When I decided to go all in on writing a book, I stood at the base of the mountainous project and craned my neck toward the peak, disappearing in mist. I looked down at myself from the top, through the haze, sizing myself up.
From both vantage points, I considered myself a wholly unprepared and unskilled climber.
I began anyway.
Beginning any project has an energy of promise and shine. I gathered all the books I’d read over the last 12 years, the notes, the half-assed outlines, and the journals filled with pages of questions, observations, and random ideas. Per the suggestion of Austin Kleon, everything went into a Twyla Tharp-esque box.
Now what?
I had so much material, I couldn’t see the through line. Each element of the box excited me and told me I was onto something. I’d have to wade into this ocean of quicksand and flail around to find the connecting dots… the narrative of becoming your best creative self.
I am willing to embrace uncertainty. I am willing to do the work. I have confidence in my abilities. The quicksand held up a mirror and asked me simply, “Are you sure about that?”
I didn’t know how get all the way across the quicksand, so I did a side stroke over to the one edge I could see and grasp. I began reading through the items in the box, jotting down insights whenever and wherever they came.
Some came in the shower. Some arrived during lap swimming. Others chose to land on a walk in the rain, or in line at the grocery. I kept some kind of paper and pen/pencil with me at all times and scribbled blurts from the beyond.
I noticed that by keeping a scrapbook of my blurts from the beyond, that my collection began creating its own collages of themes, threads, and cohesive ideas. The raw material for chapters!

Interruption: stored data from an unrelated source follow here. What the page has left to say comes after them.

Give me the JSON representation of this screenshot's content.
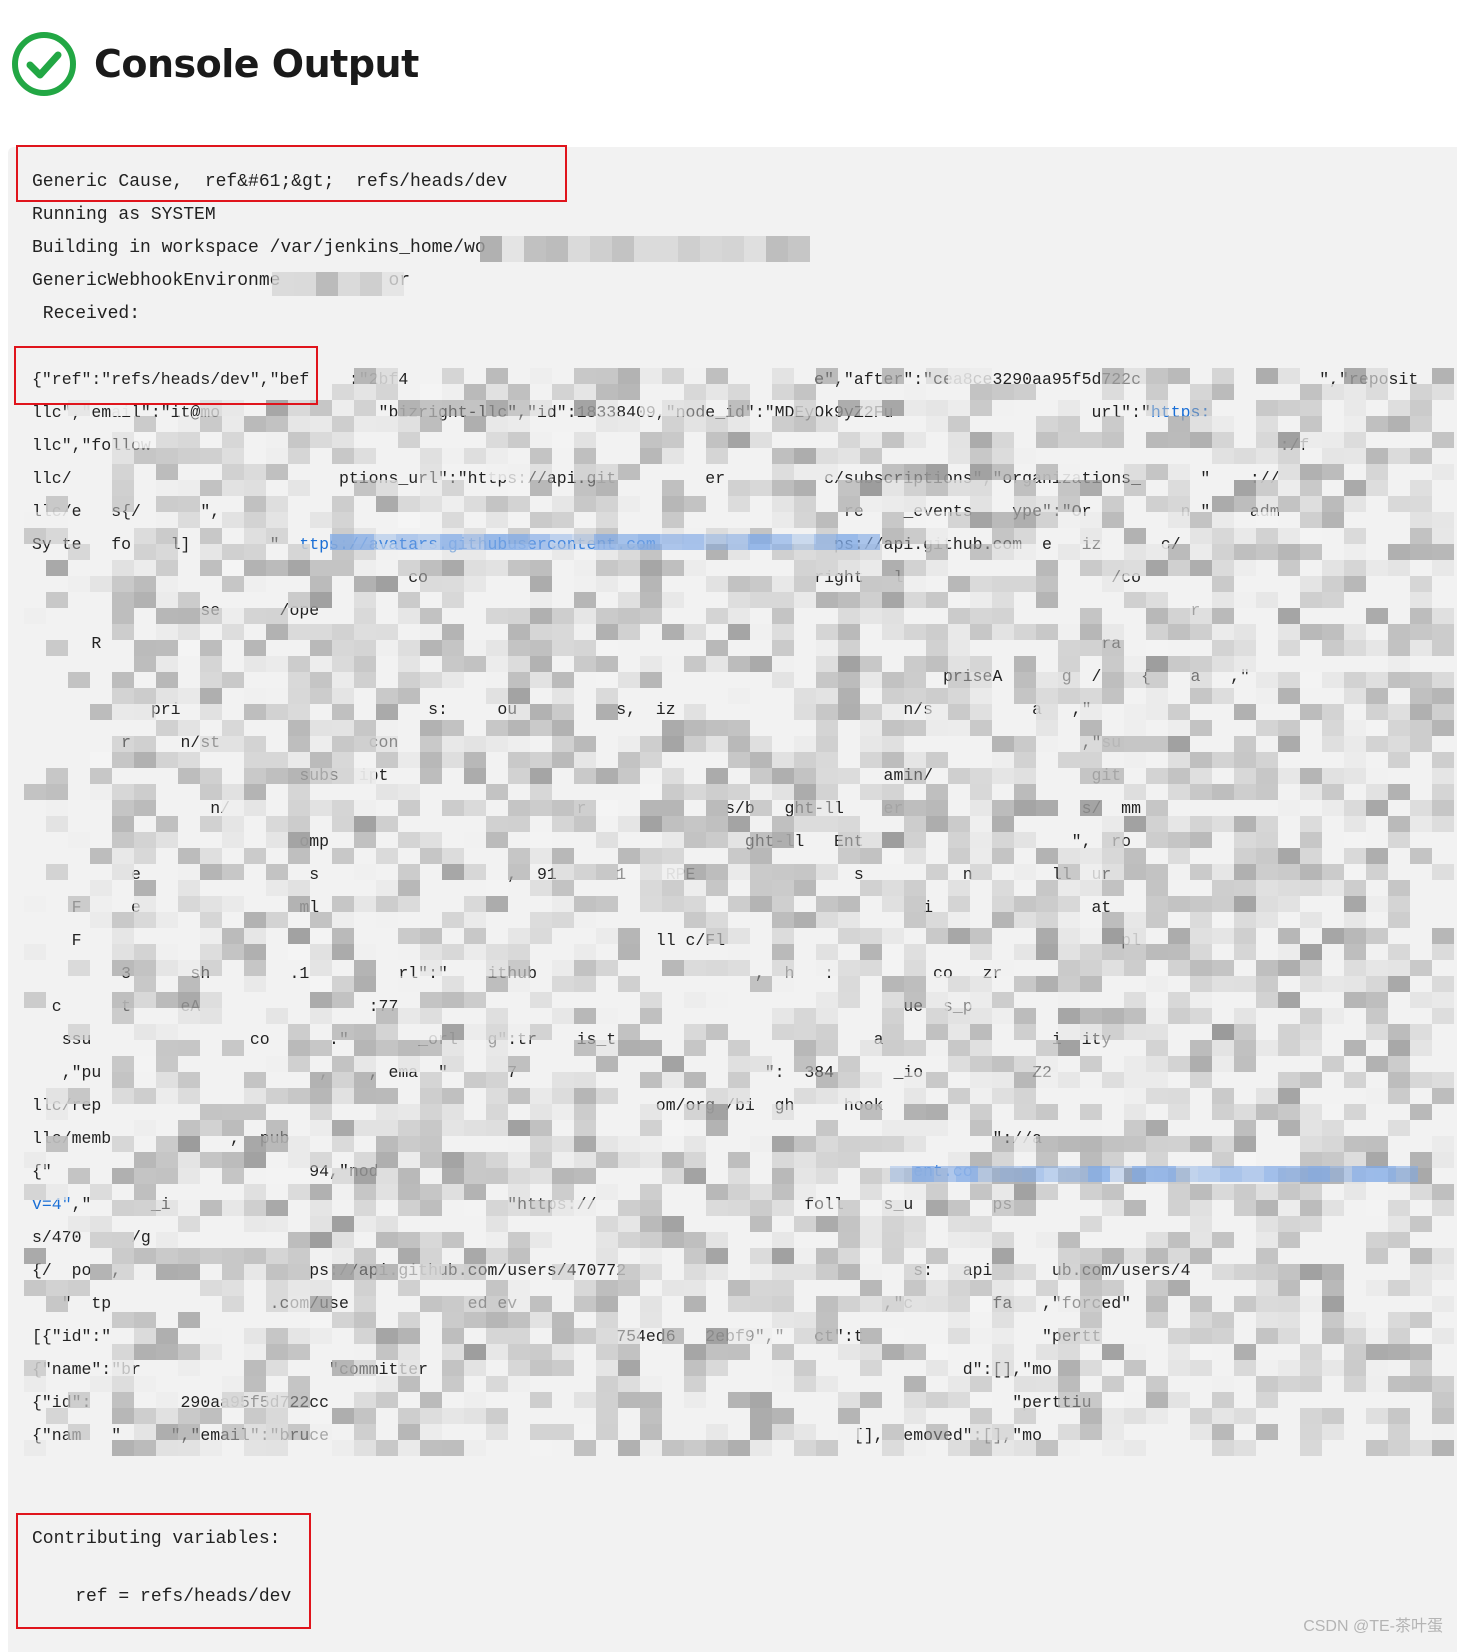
{
  "header": {
    "title": "Console Output",
    "status_icon": "check-circle-icon",
    "status_color": "#22a744"
  },
  "console": {
    "lines": [
      "Generic Cause,  ref&#61;&gt;  refs/heads/dev",
      "Running as SYSTEM",
      "Building in workspace /var/jenkins_home/wo",
      "GenericWebhookEnvironme          or",
      " Received:"
    ],
    "payload_rows": [
      [
        {
          "t": "{\"ref\":\"refs/heads/dev\",\"bef    :\"2bf4                                         e\",\"after\":\"cea8ce3290aa95f5d722c                  \",\"reposit"
        }
      ],
      [
        {
          "t": "llc\",\"email\":\"it@mo                \"bizright-llc\",\"id\":18338409,\"node_id\":\"MDEyOk9yZ2Fu                    url\":\""
        },
        {
          "t": "https:",
          "link": true
        }
      ],
      [
        {
          "t": "llc\",\"follow                                                                                                                  :/f"
        }
      ],
      [
        {
          "t": "llc/                           ptions_url\":\"https://api.git         er          c/subscriptions\",\"organizations_      \"    ://"
        }
      ],
      [
        {
          "t": "llc/e   s{/      \",                                                               re    _events    ype\":\"Or         n \"    adm"
        }
      ],
      [
        {
          "t": "Sy te   fo    l]        \""
        },
        {
          "t": "  ttps://avatars.githubusercontent.com  ",
          "link": true
        },
        {
          "t": "                ps://api.github.com  e   iz      c/"
        }
      ],
      [
        {
          "t": "                                      co                                       right   l                     /co"
        }
      ],
      [
        {
          "t": "                 se      /ope                                                                                        r"
        }
      ],
      [
        {
          "t": "      R                                                                                                     ra"
        }
      ],
      [
        {
          "t": "                                                                                            priseA      g  /    {    a   ,\""
        }
      ],
      [
        {
          "t": "            pri                         s:     ou          s,  iz                       n/s          a   ,\""
        }
      ],
      [
        {
          "t": "         r     n/st               con                                                                     ,\"su"
        }
      ],
      [
        {
          "t": "                           subs  ipt                                                  amin/                git"
        }
      ],
      [
        {
          "t": "                  n/                                   r              s/b   ght-ll    er                  s/  mm"
        }
      ],
      [
        {
          "t": "                           omp                                          ght-ll   Ent                     \",  ro"
        }
      ],
      [
        {
          "t": "          e                 s                   ,  91      1    RPE                s          n        ll  ur"
        }
      ],
      [
        {
          "t": "    F     e                ml                                                             i                at"
        }
      ],
      [
        {
          "t": "    F                                                          ll c/Fl                                        pl"
        }
      ],
      [
        {
          "t": "         3      sh        .1         rl\":\"    ithub                      ,  h   :          co   zr"
        }
      ],
      [
        {
          "t": "  c      t     eA                 :77                                                   ue  s_p"
        }
      ],
      [
        {
          "t": "   ssu                co      .\"       _orl   g\":tr    is_t                          a                 i  ity"
        }
      ],
      [
        {
          "t": "   ,\"pu                      ,    , ema  \"      7                         \":  384      _io           Z2"
        }
      ],
      [
        {
          "t": "llc/rep                                                        om/org /bi  gh     hook"
        }
      ],
      [
        {
          "t": "llc/memb            ,  pub                                                                       \"://a"
        }
      ],
      [
        {
          "t": "{\"                          94,\"nod                                                      "
        },
        {
          "t": "ent.co",
          "link": true
        }
      ],
      [
        {
          "t": "v=4\"",
          "link": true
        },
        {
          "t": ",\"      _i                                  \"https://                     foll    s_u        ps"
        }
      ],
      [
        {
          "t": "s/470     /g                                                                        "
        }
      ],
      [
        {
          "t": "{/  po  ,                   ps://api.github.com/users/470772                             s:   api      ub.com/users/4"
        }
      ],
      [
        {
          "t": "   \"  tp                .com/use            ed ev                                     ,\"c        fa   ,\"forced\""
        }
      ],
      [
        {
          "t": "[{\"id\":\"                                                   754ed6   2ebf9\",\"   ct\":t                  \"pertt"
        }
      ],
      [
        {
          "t": "{\"name\":\"br                   \"committer                                                      d\":[],\"mo"
        }
      ],
      [
        {
          "t": "{\"id\":         290aa95f5d722cc                                                                     \"perttiu"
        }
      ],
      [
        {
          "t": "{\"nam   \"     \",\"email\":\"bruce                                                     [],  emoved\":[],\"mo"
        }
      ]
    ],
    "footer_lines": [
      "Contributing variables:",
      "",
      "    ref = refs/heads/dev"
    ]
  },
  "watermark": "CSDN @TE-茶叶蛋",
  "colors": {
    "highlight_box": "#e0141c",
    "link": "#1a6fd6",
    "panel": "#f2f2f2"
  }
}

My first view of how this body of work actually could hang together was a powerful moment of witnessing a sonogram of creativity. Floating within the dark backdrop, I could see the beginnings of life forming… twisting, kicking, and stretching.
I was now a vessel, a conduit, for the rapid multiplication of creative cells within and around me. I was doing the work, but a divine flywheel of creativity (that I had begun turning with great effort at the foot of the mountain) was now gaining momentum.
I was now turning it without heaving effort. In fact, my work transitioned from force and effort to getting the hell out of the way and allowing that flywheel of creativity to turn.
When we look in on the creative process of others, we are often shown the magical moment that the flywheel of creativity has established breakthrough momentum. It appears too far out of our reach, though, so we can falsely believe the game is one we cannot play.
After all, each time at bat, all we’ve known is that grunting, sweating reality of getting the flywheel to make even one rotation. We push with all our might with little evidence of progress. We lose heart before we hit the breakthrough moment of escape velocity.
We are unaware that the physics of the process is as important as the raw material we feed into it.
We are both the flywheel of creativity and the process, while simultaneously being neither.
Gather yourself, your supplies, and your ideas. Begin making that wheel turn.